Organization of a plume ensemble

 

Author

Brian Mapes — University of Miami

Category

Modeling

Description

In order to ameliorate some shortcomings of convection schemes based on a single plume, or on an ensemble of plumes that compete for instability in their common large-scale column, we describe a treatment in which plumes can interact. The index of the ensemble is called a plume’s generation. First-generation plumes mix their way up in the mean large-scale environment, detraining some mass flux along the way. The detrained mass tends to have greater moisture and entropy than ambient air, so higher-generation plumes that entrain it gain an advantage in their buoyancy and thus vertical growth. The succession is terminated when additional plumes do not reach higher altitudes (typically just a few generations). The closure for this plume ensemble therefore involves an interaction probability, which we treat via a single scalar: the “organization” of the cumulus cloud field (denoted org).
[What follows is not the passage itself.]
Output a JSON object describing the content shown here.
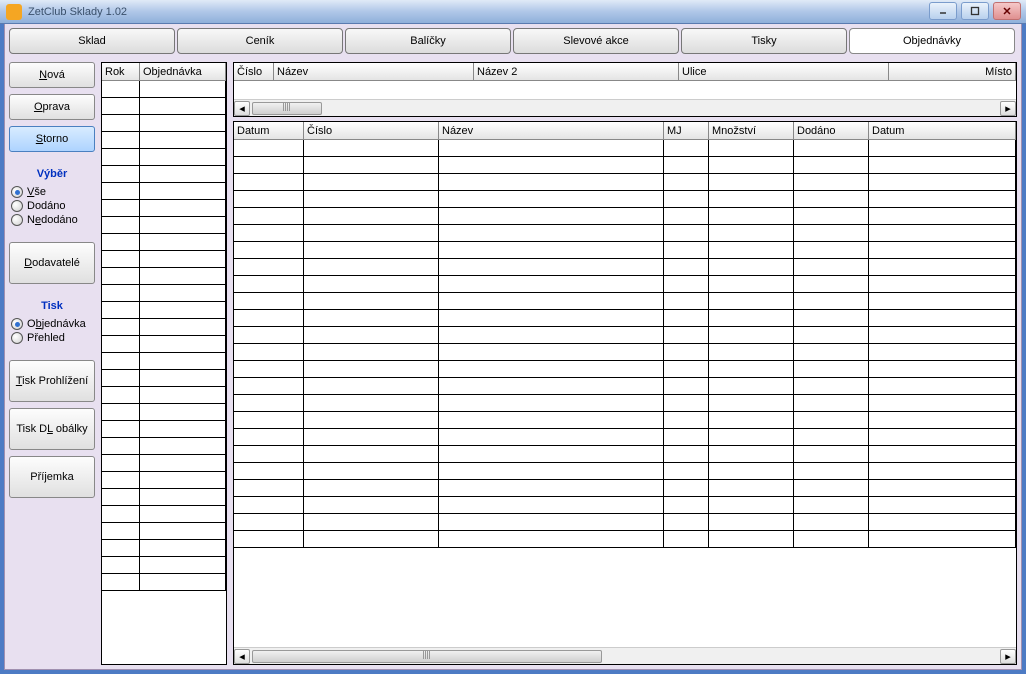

The paper first describes single-column tests using the Bretherton et al. (2004) entraining-detraining plume, plus specified cooling and simple surface-flux and mixed-layer treatments. Plume interaction allows shallow and deep plumes to coexist with the same specified lateral-mixing strength. When org is defined functionally as a linear ramp from random (org=0) to maximum plume overlap (org = 1), varying org causes the mix of shallower and deep plumes to vary. With robust lateral mixing, the first generation has significant sensitivity to environmental dryness, yet late-generation plumes in high-org conditions can reach tropopause altitudes without such severe dilution.